Geçen yıl çok ciddi bir küçülme yaşayan ekonominin bu yıl yeniden büyümeye geçmesi bekleniyordu ama bütün bunlara karşın genel güvensizlik havası sürüyor ve hemen hiç kimsede büyümeyi ateşleyecek bir heyecan görülmüyordu. Bunun belli başlı nedenlerini sorguladığımızda şunlar geldi aklımıza:
Galiba en büyük sorun, Türkiye’nin "böyle gelmiş, böyle gider" diyerek sürdürmeye çalıştığı ekonomik düzenin artık sürdürülemez olduğunun kesinkes ortaya çıkmasına karşın çoğu kimsenin hala bu gerçekle yüzleşmek istememesiydi. Zekeriya Yıldırım’ın ifadesiyle, bizde işadamından sokaktaki vatandaşa kadar herkes devlete güvenmeye alışmış ve dara düştüğünde devletin imdadına koşacağına inanmıştı. Şimdi devletin artık bunu yapamayacağı görülünce herkes huzursuz oluyordu.

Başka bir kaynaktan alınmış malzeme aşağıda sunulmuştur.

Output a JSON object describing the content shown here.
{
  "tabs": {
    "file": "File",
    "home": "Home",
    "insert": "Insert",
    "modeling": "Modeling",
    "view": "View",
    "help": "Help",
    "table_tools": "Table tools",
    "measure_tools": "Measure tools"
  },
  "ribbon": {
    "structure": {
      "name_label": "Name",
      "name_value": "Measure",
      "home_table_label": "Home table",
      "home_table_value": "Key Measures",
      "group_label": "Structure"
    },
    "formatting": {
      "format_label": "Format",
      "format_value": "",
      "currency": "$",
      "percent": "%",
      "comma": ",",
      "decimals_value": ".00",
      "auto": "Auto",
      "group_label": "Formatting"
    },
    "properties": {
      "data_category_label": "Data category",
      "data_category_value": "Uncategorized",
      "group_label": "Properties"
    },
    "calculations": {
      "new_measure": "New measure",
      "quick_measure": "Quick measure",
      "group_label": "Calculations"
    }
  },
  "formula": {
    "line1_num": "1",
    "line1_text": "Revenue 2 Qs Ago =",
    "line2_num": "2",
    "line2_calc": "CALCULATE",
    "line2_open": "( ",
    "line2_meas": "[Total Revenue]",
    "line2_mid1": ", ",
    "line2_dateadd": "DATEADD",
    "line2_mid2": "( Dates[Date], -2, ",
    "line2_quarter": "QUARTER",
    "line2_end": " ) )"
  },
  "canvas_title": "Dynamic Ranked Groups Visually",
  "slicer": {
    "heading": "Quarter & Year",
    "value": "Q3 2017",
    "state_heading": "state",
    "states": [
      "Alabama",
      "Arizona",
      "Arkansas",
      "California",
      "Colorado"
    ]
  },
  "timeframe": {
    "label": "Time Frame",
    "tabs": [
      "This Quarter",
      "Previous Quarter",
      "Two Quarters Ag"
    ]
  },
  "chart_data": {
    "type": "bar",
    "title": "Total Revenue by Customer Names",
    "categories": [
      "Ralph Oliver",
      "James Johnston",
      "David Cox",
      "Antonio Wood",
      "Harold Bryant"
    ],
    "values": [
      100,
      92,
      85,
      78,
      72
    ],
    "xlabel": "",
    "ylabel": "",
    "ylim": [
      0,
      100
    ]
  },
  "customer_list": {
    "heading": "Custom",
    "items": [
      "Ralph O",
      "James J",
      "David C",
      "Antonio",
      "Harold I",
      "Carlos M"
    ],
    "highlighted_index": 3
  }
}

Devlet ise koruyucu elini çekerken herkese bir de dayak atıyor ve kendi hataları nedeniyle oluşan zararları da telafi etmeye yanaşmıyordu. Bundan sonra oluşacak ekonomik düzenin çerçevesi de belirsiz olduğu için işi ve mali durumu iyi olan firmalar da bu ortamda risk almamayı tercih ediyor, bekliyordu.
Bu arada hükümet ortaklarının uluorta yapmayı tercih ettikleri tartışmalar ve Irak riski gibi dış faktörler de siyasi risk faktörünü öne çıkartıyor ve güven ortamının oluşmasını önlüyordu.
Çoğu kimse gerçekleştirilen reformların ve dalgalı kur başta olmak üzere izlenen politikaların ekonomiye ve kendisine nasıl yarar sağlayacağını henüz anlamış değildi; yalnızca risklerini gördüğü için de güven duyamıyordu bu politikalara.
Öte yandan, ekonomi yönetimi ve bürokrasi de risk almaktan çekiniyor ve öncelikle IMF’nin şart koştuğu şeyleri yapmayı ve yeni bir krize yol açmamayı düşünüyordu. Ekonomi yönetimi bunlarla yetinince de büyümeyi ateşleyecek adımları atamıyor, insanlara bu heyecanı veremiyordu.
Devletin ekonominin günlük işleyişine müdahale etmekten vazgeçmesi olumlu bir gelişmeydi ama özellikle bizim şimdi yaşamak zorunda olduğumuz türden yapı değişikliği süreçlerinde devletin hedef ve yol gösterici bir rol oynaması gerekliydi. Değişimin tamamen piyasaya bırakılması bu süreci zorlaştırabiliyordu.
Bu ortamda kimse kimsenin işini kolaylaştırmaya çalışmıyor ve belirsizlik süreci uzadıkça değişimin siyasi maliyeti de artıyordu.
Bugün ekonomide gözlenen tıkanıklığı aşmak için öncelikle bu noktalar üzerinde durmanın yararlı olabileceğini düşündük Zekeriya Yıldırım ile. Bunların dışında iki faktör etkili olabilirdi büyüme üzerinde: Ekonomideki trendlerin, örneğin enflasyondaki düşüşün kalıcı olacağına inanılması ve AB ile bütünleşme sürecinin hızlanması.